Women’s Pathways To Leadership In Asia
Conversations can lead to interesting outcomes. In 2011, two women, Dr. Vishakha N. Desai (then president of Asia Society) and Dr. Astrid S. Tuminez (then a Vice-Dean at the Lee Kuan Yew School of Public Policy or LKY School) met in Singapore to discuss the state of women in Asia. Both women shared the view that, too often, research on women in Asia focused on women as victims or as recipients of aid or microfinance. It was more rare for women to be studied as leaders, or for research to highlight women’s pathways to leadership.
The LKY School and Asia Society thus teamed up to propose a small project to the Rockefeller Foundation on Women’s Pathways to Leadership in Asia (WPLA). With funding, WPLA was officially born.
WPLA has focused initially on broad-spectrum research to capture the current status of women as leaders in Asia, and what factors have led to progress in women’s leadership. The project has used the image of “pathways” because leadership for women must begin with birth and survival, continuing through education, entry into the workforce and progressing in careers and callings as leaders. The project’s initial research led to the publication of Rising to the Top? A Report on Women’s Leadership in Asia, which was launched at the Asia Society’s third Women Leaders of New Asia summit in Shanghai in 2012. Prior to the report’s publication, the LKY also conducted an international academic workshop on women’s leadership in Asia in academics, the arts, politics, and other areas.
Rising to the Top? Has been featured in numerous media outlets. It has been translated into Vietnamese and used for executive education at the LKY School. It has also been disseminated widely in various international forums.
WPLA has also supported a speaker series at the LKY School and other events addressing gender and leadership.

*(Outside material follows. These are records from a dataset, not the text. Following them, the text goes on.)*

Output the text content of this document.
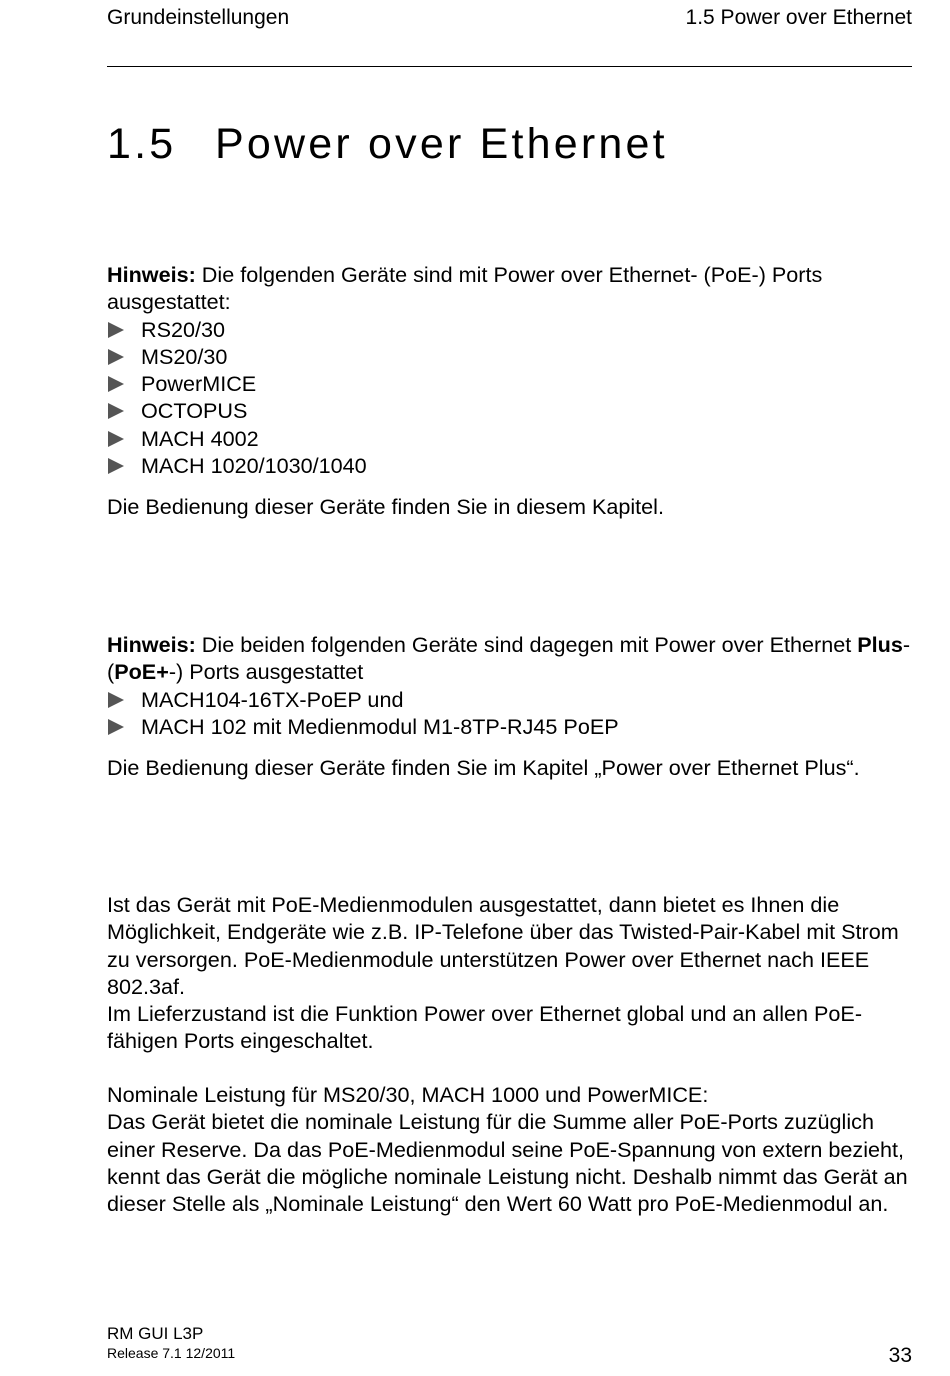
Grundeinstellungen	1.5 Power over Ethernet
1.5 Power over Ethernet

Hinweis: Die folgenden Geräte sind mit Power over Ethernet- (PoE-) Ports ausgestattet:

RS20/30
MS20/30
PowerMICE
OCTOPUS
MACH 4002
MACH 1020/1030/1040

Die Bedienung dieser Geräte finden Sie in diesem Kapitel.

Hinweis: Die beiden folgenden Geräte sind dagegen mit Power over Ethernet Plus- (PoE+-) Ports ausgestattet

MACH104-16TX-PoEP und
MACH 102 mit Medienmodul M1-8TP-RJ45 PoEP

Die Bedienung dieser Geräte finden Sie im Kapitel „Power over Ethernet Plus“.

Ist das Gerät mit PoE-Medienmodulen ausgestattet, dann bietet es Ihnen die Möglichkeit, Endgeräte wie z.B. IP-Telefone über das Twisted-Pair-Kabel mit Strom zu versorgen. PoE-Medienmodule unterstützen Power over Ethernet nach IEEE 802.3af.

Im Lieferzustand ist die Funktion Power over Ethernet global und an allen PoE-fähigen Ports eingeschaltet.

Nominale Leistung für MS20/30, MACH 1000 und PowerMICE:

Das Gerät bietet die nominale Leistung für die Summe aller PoE-Ports zuzüglich einer Reserve. Da das PoE-Medienmodul seine PoE-Spannung von extern bezieht, kennt das Gerät die mögliche nominale Leistung nicht. Deshalb nimmt das Gerät an dieser Stelle als „Nominale Leistung“ den Wert 60 Watt pro PoE-Medienmodul an.

RM GUI L3P
Release 7.1 12/2011	33
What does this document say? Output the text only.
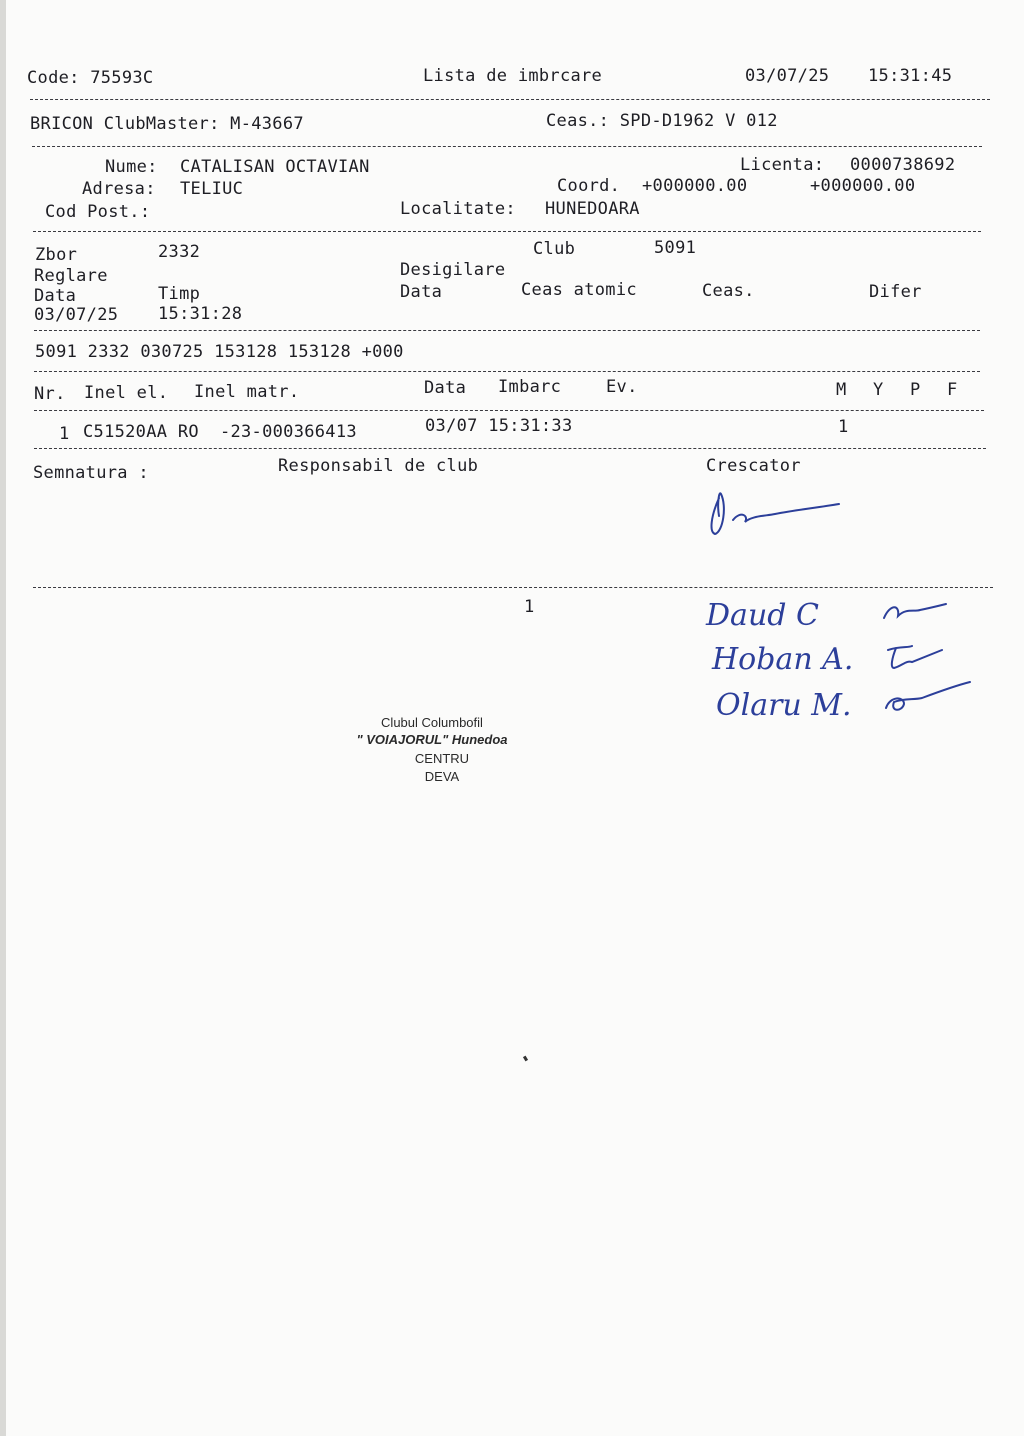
Code: 75593C	Lista de imbrcare	03/07/25 15:31:45
BRICON ClubMaster: M-43667	Ceas.: SPD-D1962 V 012
Nume: CATALISAN OCTAVIAN	Licenta: 0000738692
Adresa: TELIUC	Coord. +000000.00	+000000.00
Cod Post.:	Localitate: HUNEDOARA
Zbor	2332	Club	5091
Reglare	Desigilare
Data	Timp	Data	Ceas atomic	Ceas.	Difer
03/07/25 15:31:28
5091 2332 030725 153128 153128 +000
Nr. Inel el. Inel matr.	Data Imbarc	Ev.	M Y P F
1 C51520AA RO  -23-000366413	03/07 15:31:33	1
Semnatura :	Responsabil de club	Crescator
1	Daud C
Hoban A.
Olaru M.
Clubul Columbofil
" VOIAJORUL" Hunedoa
CENTRU
DEVA
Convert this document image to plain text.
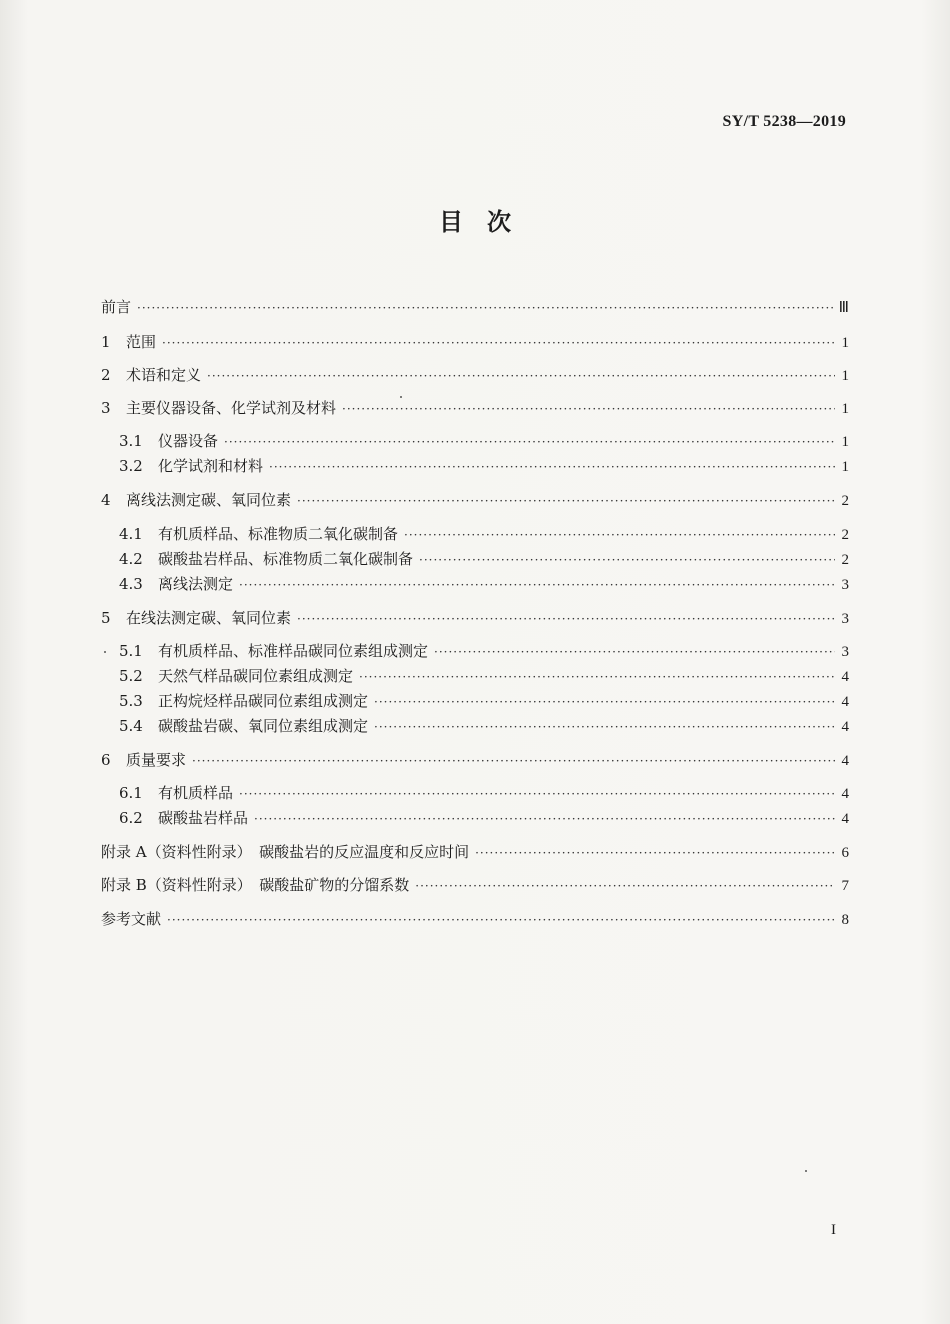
SY/T 5238—2019
目　次
前言 ·····	Ⅲ
1	范围 ·····	1
2	术语和定义 ·····	1
3	主要仪器设备、化学试剂及材料 ·····	1
3.1	仪器设备 ·····	1
3.2	化学试剂和材料 ·····	1
4	离线法测定碳、氧同位素 ·····	2
4.1	有机质样品、标准物质二氧化碳制备 ·····	2
4.2	碳酸盐岩样品、标准物质二氧化碳制备 ·····	2
4.3	离线法测定 ·····	3
5	在线法测定碳、氧同位素 ·····	3
5.1	有机质样品、标准样品碳同位素组成测定 ·····	3
5.2	天然气样品碳同位素组成测定 ·····	4
5.3	正构烷烃样品碳同位素组成测定 ·····	4
5.4	碳酸盐岩碳、氧同位素组成测定 ·····	4
6	质量要求 ·····	4
6.1	有机质样品 ·····	4
6.2	碳酸盐岩样品 ·····	4
附录 A（资料性附录）　碳酸盐岩的反应温度和反应时间 ·····	6
附录 B（资料性附录）　碳酸盐矿物的分馏系数 ·····	7
参考文献 ·····	8
I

It has supported student research and a student group focused on gender and policy. Ongoing research projects focus on the role of men in redefining gender roles and masculinity, and women’s leadership in the non-profit sector in Asia.
Through the above activities, the WPLA project seeks to highlight policies and practices that undermine or advance gender parity and women’s leadership in Asia.
This website is part of WPLA’s efforts to disseminate information, analysis, and resources on women’s leadership in Asia. In addition to current team members featured on this site, the WPLA project has benefitted from research assistance in previous years from Ms. Kirsten Trott, Ms. Kerstin Duell, and Ms. Haseena Abdul Majid.
Background to Women’s Leadership in Asia
In recent decades, millions of Asian women have poured into the workforce. Their contribution to Asia’s astounding economic progress has been immense, but persistent gender inequality in the region suppresses women’s incomes and their access to opportunities and resources in the workforce. This restricts the benefits that women bring home to their children and their communities, hampering the progress that could have been made in the area of social and economic security. The cost borne by families of having daughters, wives and mothers away at work is insufficiently compensated; at the same time, society bears the huge cost of untapped talent as eligible female candidates encounter roadblocks in advancement opportunities.
Empowering women through education, economic independence, skills training and promotion opportunities brings direct benefits to children, families and communities. In contrast to men, women effect broader social changes, promoting not only the well-being of their families but of society as a whole. Development theorists and practitioners have long recognized women’s agency in development, micro-entrepreneurship, natural resource management, and peace-building. Indeed, women form an integral part of development policies promoted by multilateral agencies. Gender equality and the advancement of women’s rights are considered essential to poverty alleviation and a return on investment in development funds.
The complex array of multiple, transnational security challenges that Asia faces today – both traditional and non-traditional – is better tackled by harnessing all of Asia’s talent rather than just half of it. In other words, the leadership potential and contributions of two billion women cannot be ignored. In the decision-making spheres of the civil society, governmental and private sectors, Asia is missing out on the recognized benefits of gender balance in leadership, such as improved organizational competitiveness, diversified problem-solving and decision-making, greater profitability, and ethical governance. Addressing this imbalance is essential to the future of a thriving and resilient Asia.